Containerization: Appliances cannot be containerized, losing cloud-native advantages and preventing Kubernetes orchestration.
Hardware Flexibility: Software-defined storage supports a wide range of hardware, from edge to core, accommodating diverse IT environments.
Adaptive Performance: Software-defined storage offers unmatched flexibility, efficiently managing different capacities and performance needs across various chipsets.

At exabyte scale, simplicity and a cloud-based operating model are crucial. Object storage, as a software-defined solution, should work seamlessly on commodity off-the-shelf (COTS) hardware and any compute platform, be it bare metal, virtual machines, or containers.

Custom-built hardware appliances for object storage often compensate for poorly designed software with costly hardware and complex solutions, resulting in a high total cost of ownership (TCO).
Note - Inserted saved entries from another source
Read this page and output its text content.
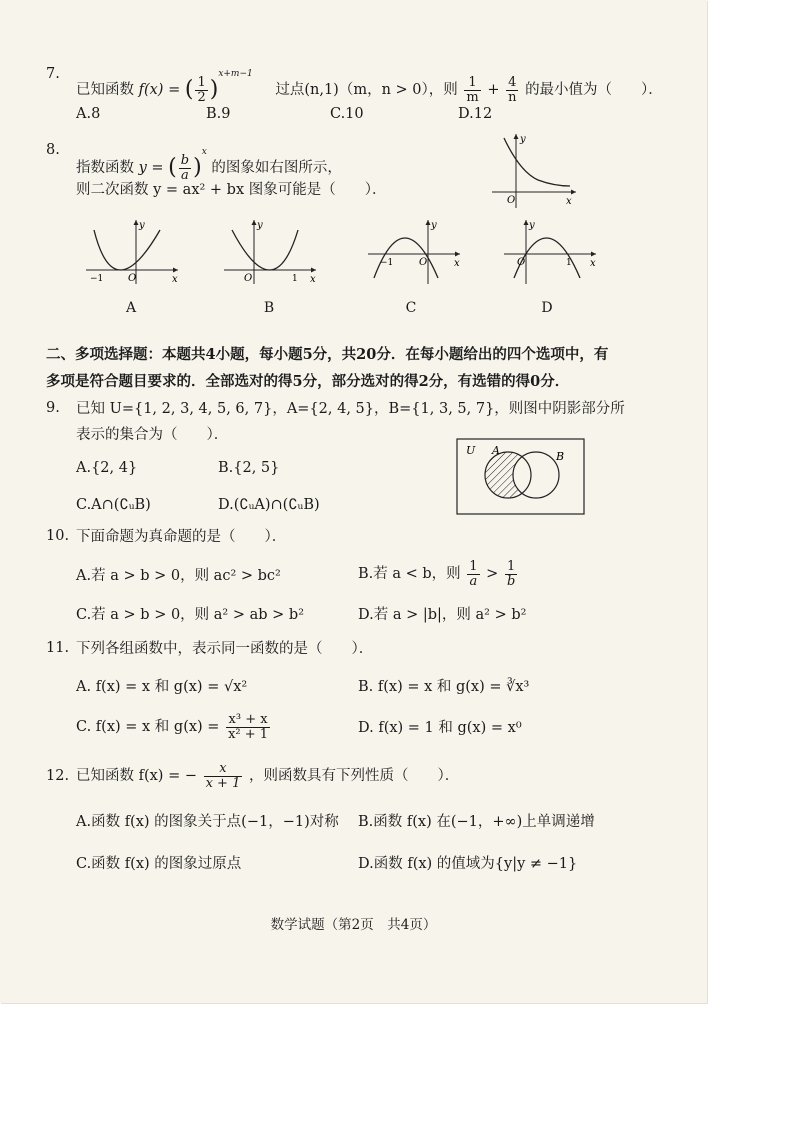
7.
已知函数 f(x) = ( $\frac{1}{2} )^{x+m-1}$ 过点(n,1)（m，n > 0），则 $\frac{1}{m} + \frac{4}{n}$ 的最小值为（　　）．
A.8	B.9	C.10	D.12
8.
指数函数 y = ( $\frac{b}{a} )^x$ 的图象如右图所示，
则二次函数 y = ax² + bx 图象可能是（　　）．
y
O	x
y
−1 O	x
A
y
O	1 x
B
y
−1	O	x
C
y
O	1 x
D
二、多项选择题：本题共4小题，每小题5分，共20分．在每小题给出的四个选项中，有
多项是符合题目要求的．全部选对的得5分，部分选对的得2分，有选错的得0分．
9. 已知 U={1, 2, 3, 4, 5, 6, 7}，A={2, 4, 5}，B={1, 3, 5, 7}，则图中阴影部分所
表示的集合为（　　）．
A.{2, 4}	B.{2, 5}
C.A∩(∁ᵤB)	D.(∁ᵤA)∩(∁ᵤB)
U A	B
10. 下面命题为真命题的是（　　）．
A.若 a > b > 0，则 ac² > bc²	B.若 a < b，则 $\frac{1}{a} > \frac{1}{b}$
C.若 a > b > 0，则 a² > ab > b²	D.若 a > |b|，则 a² > b²
11. 下列各组函数中，表示同一函数的是（　　）．
A. f(x) = x 和 g(x) = √x²	B. f(x) = x 和 g(x) = ∛x³
C. f(x) = x 和 $g(x) = \frac{\text{x³ + x}}{\text{x² + 1}}$	D. f(x) = 1 和 g(x) = x⁰
12. 已知函数 f(x) = − $\frac{x}{x + 1}$ ，则函数具有下列性质（　　）．
A.函数 f(x) 的图象关于点(−1，−1)对称 B.函数 f(x) 在(−1，+∞)上单调递增
C.函数 f(x) 的图象过原点	D.函数 f(x) 的值域为{y|y ≠ −1}
数学试题（第2页　共4页）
MinIO DataPOD Hardware Specification for AI:

Enterprise customers using MinIO for AI initiatives build exabyte scale data infrastructure as repeatable units of 100PiB. This helps infrastructure administrators ease the process of deployment, maintenance and scaling as the AI data grows exponentially over a period of time. Below is the bill of materials (BOM) for building a 100PiB scale data infrastructure.

Cluster Specification

Component	Quantity
Total number of Racks	20
Total number of Storage Servers	240
Total number of storage servers per rack	12
Total number of TOR switches	20
Total number of Spine switches	10
Erasure Code Stripe Size	8
Erasure Code Parity	3

Single Rack Specification

Component	Description	Quantity
Rack Enclosure	42U/45U slot Rack	1
Storage Server	2U form factor	12
Top Of the Rack Switches	Layer 2 switch	1
Management Switch	Combined Layer 2 and Layer 3	1
Network Cables	AOC cables	15-20
Power	Dual power supply with RPDU	17kW - 20kW

Storage Server Specification

Component	Specification
Server	2U, single socket
CPU	64 core, 128 * PCIe 4.0 lanes
Memory	256 GB
Network	100GbE NIC
Drive Bays	24 hot-swap 2.5" U.2 NVMe
Drives	30TB * 24 NVMe
Power	1600W Redundant Power Supplies
Total Raw Capacity	720 TB

Storage Server Reference

Supermicro	Dell	HPE

A+ Server 2114S-WN24RT	PowerEdge R7615 Rack Server	HPE ProLiant DL345 Gen11

Network Switch Specification

Component	Specification
Top of the Rack (TOR) Switch	32 * 100GbE QSFP 28 Ports
Spine Switch	32 * 100GbE QSFP 28 Ports
Cable	100G QSFP 28 AOC
Power	500 Watts per switch

Price

MinIO has validated this architecture with multiple customers and would expect others to see the following average price per terabyte per month. This is an average street price and the actual price may vary depending on the configuration and the hardware vendor relationship.

Scale

Storage Hardware price

(Per TB/month)

MinIO Software Price

(Per TB/month)

100PiB

$1.50

$3.54

Vendor specific turnkey hardware appliances for AI will result in high TCO and is not scalable from an unit economics standpoint for large data AI initiatives at exabyte scale.

Conclusion

Data Infrastructure setup at exabyte scale while meeting the TCO objectives for all AI/ML workloads can be complex and hard to get right. MinIO’s DataPOD infrastructure blueprint makes it simple and straightforward for Infrastructure administrators to set up the required commodity off the shelf hardware with highly scalable, performant cost effective S3 compatible AIStor resulting in improved overall time-to-market and faster time to value from AI initiatives across organizations within the enterprise landscape.